Contents of the dataset were very interesting and we decided to look closer at what it entails
What it does
We created a report available on the GitHub page containing the most important information of the attacks. It contains the location of tracked attacks accompanied by the visualisation on the world map. Information is divided by category of attacks starting from the least significant/ dangerous such as scanning and ending at the most dangerous such as sending malware and attempts at exploiting systems.
How we built it
As a team, the report was created in LaTeX. Data were prepared and analysed using Python and its libraries such as json, pandas, numpy and others. Visualisations were created in matplotlib with the help of photoshop for fine-tuning.
Challenges we ran into
The sheer size of dataset made it difficult to operate on all of the data at the same time since it wouldn't fit in our computer's ram memory. Dataset had to be split into smaller parts and analysed in batches. Splitting dataset also made it harder to calculate statistics and visualisations since we had to invent ways to aggregate the results.

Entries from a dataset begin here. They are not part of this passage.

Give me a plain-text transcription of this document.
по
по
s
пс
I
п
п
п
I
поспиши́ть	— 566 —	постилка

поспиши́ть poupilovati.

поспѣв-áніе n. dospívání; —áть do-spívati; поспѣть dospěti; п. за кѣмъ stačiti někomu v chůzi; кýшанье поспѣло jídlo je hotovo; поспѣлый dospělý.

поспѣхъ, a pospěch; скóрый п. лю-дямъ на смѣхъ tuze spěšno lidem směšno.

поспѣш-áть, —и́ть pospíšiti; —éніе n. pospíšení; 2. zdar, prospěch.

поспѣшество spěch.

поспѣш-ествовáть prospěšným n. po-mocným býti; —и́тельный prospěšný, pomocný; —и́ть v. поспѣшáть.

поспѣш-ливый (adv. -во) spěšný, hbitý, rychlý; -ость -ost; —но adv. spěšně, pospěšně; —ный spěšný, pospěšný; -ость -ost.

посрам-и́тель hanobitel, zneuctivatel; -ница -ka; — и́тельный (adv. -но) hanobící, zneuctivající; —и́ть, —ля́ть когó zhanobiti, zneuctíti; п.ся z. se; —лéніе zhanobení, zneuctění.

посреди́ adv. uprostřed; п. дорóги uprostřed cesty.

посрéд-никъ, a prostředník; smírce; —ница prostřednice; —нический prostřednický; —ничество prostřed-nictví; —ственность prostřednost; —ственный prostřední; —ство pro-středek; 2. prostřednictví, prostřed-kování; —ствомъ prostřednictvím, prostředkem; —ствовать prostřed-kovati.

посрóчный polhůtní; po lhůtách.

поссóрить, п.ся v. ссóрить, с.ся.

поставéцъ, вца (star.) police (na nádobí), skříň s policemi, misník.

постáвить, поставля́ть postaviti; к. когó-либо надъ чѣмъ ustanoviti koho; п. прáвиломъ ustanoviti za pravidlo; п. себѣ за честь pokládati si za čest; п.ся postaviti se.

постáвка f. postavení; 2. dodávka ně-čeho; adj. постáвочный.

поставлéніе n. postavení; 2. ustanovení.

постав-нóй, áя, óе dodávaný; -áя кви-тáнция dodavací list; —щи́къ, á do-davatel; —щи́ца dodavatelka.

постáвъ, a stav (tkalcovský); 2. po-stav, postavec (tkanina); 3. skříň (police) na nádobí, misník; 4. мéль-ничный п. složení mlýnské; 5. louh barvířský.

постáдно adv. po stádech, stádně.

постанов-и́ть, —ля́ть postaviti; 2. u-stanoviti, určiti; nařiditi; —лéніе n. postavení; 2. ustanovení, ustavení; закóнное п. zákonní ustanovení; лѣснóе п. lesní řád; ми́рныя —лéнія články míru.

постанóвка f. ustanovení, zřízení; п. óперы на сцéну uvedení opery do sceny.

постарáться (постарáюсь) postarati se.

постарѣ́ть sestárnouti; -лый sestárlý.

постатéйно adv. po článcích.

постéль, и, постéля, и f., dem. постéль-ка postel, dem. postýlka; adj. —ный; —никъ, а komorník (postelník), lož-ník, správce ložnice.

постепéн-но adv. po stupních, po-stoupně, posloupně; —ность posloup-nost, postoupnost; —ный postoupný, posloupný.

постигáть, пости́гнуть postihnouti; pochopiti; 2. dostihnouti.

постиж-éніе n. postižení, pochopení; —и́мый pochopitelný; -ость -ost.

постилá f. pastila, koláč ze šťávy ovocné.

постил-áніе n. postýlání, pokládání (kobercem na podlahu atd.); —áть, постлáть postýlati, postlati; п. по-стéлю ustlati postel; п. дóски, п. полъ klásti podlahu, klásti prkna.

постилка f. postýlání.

Accomplishments that I'm proud of
We were able to combine information from most of the datasets provided despite its size.
What we learned
How to manipulate huge datasets and alter common functions such that they work in batches.
What's next for Data visualisation and insight into UPJS assets challenge
If we had more time we would start to build more sophisticated models of the underlying data using most information possible. Due to time constraints, we decided to focus on data preparation and visualisation as they are the first steps of data analysis.